Saturday, July 3, 2021

Neo-Noir Watch: Night Moves (1975)




Watched:  07/03/2021
Format:  Criterion Channel
Viewing:  First
Decade:  1970's
Director:  Arthur Penn

46 years on, it's curious to watch a movie that was doing 1970's meta-commentary on hard-boiled detective stories of the 20's - 1950's in books and movies (and radio and early TV),  and know that we're about as far from 1975 as Night Moves was from the earliest Black Mask detective stories.  We've also processed and analyzed the 1970's movie era as much as any as directors leveraged the 1960's collapse of the studio system to tell stories TV could not, carrying with them the cynicism of the era.  

The obvious comparison is to The Long Goodbye, based on one of the final Chandler-penned Philip Marlowe novels.  But while that book was a metacommentary on... any number of things even in its 1950's release window and lended itself naturally to a 1970's adaptation, Night Moves exists in our world, in which everyone knows who Sam Spade is from the books and whatnot, and makes jokes about detectives thinking they're heroes of those books.*

Aside from running back and forth between LA and the Florida Keys, the story certainly feels like one of a piece of the hard-boiled detective stories, but does play with some things that would have had some breakers on them in prior decades.  Sexually active teens, wives cheating on husbands and discussion of that cheating in the "I have a therapist, too" vein of the 1970's...  but even those things feel like things earlier generations would have acknowledged through coded messaging, or even just shrugged at, as a 16 year old would have been on the edge of fair game circa WWII.  
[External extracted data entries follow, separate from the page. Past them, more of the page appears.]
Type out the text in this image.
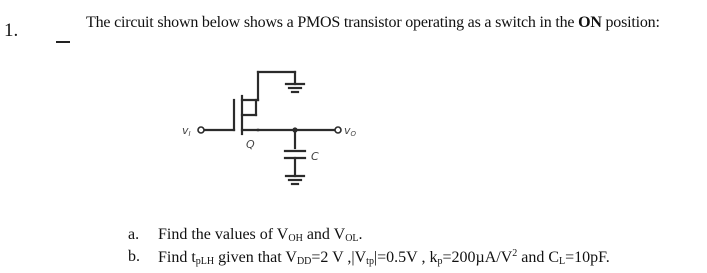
1.	The circuit shown below shows a PMOS transistor operating as a switch in the ON position:
vI	vO
Q
C
a. Find the values of $V_{OH}$ and $V_{OL}$.
b. Find $t_{pLH}$ given that $V_{DD}=2$ V $,|V_{tp}|=0.5V$ , $k_p=200\mu A/V^2$ and $C_L=10pF$.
One day we need to have a long talk about Gene Hackman, because, dang... he's Gene Hackman.  And I'm not sure The Kids understand what it was like to have a major movie star who was the equivalent of your grumpy uncle or grandpa playing leads for decades, playing anything from sleuth to the President to whatever you wanted him to be.  And if the movie has anything that stands out in particular to me, it's Hackman's naturalistic performance that grounds the movie and the "aren't we doing something gritty!" approach to a meta approach to detective tropes.

I know I sound like I'm bagging on the movie a bit, and that's not my intention.  I do think it has some weaknesses (example: some unimaginative cinematography, odd for a major motion picture), and I was left wondering about a possible lead that the movie doesn't get a chance to explore as the movie draws to a close organically before my question could have been answered.**  But on the whole, I thought it was solid, even if it's not my favorite film.  It surely felt edgy upon release, and now it has its own clunky 70's-isms (not the least of which is characters making statements so you get that this is a reflection of those 40's flicks).  But it does have lots of well-drawn characters for our hero to wade through, a sense of genuine tragedy that pervades the film, and a mystery that succeeds in allowing you to guess while the movie plays out, but makes total sense once the pieces are in place.

Anyway, glad to have finally seen it!  Thanks to Patch Z for alerting twitter it's now on Criterion Channel.

Lots of Neo-Noir to come as Eddie Muller and Mankiewicz host neo-noir Fridays this month!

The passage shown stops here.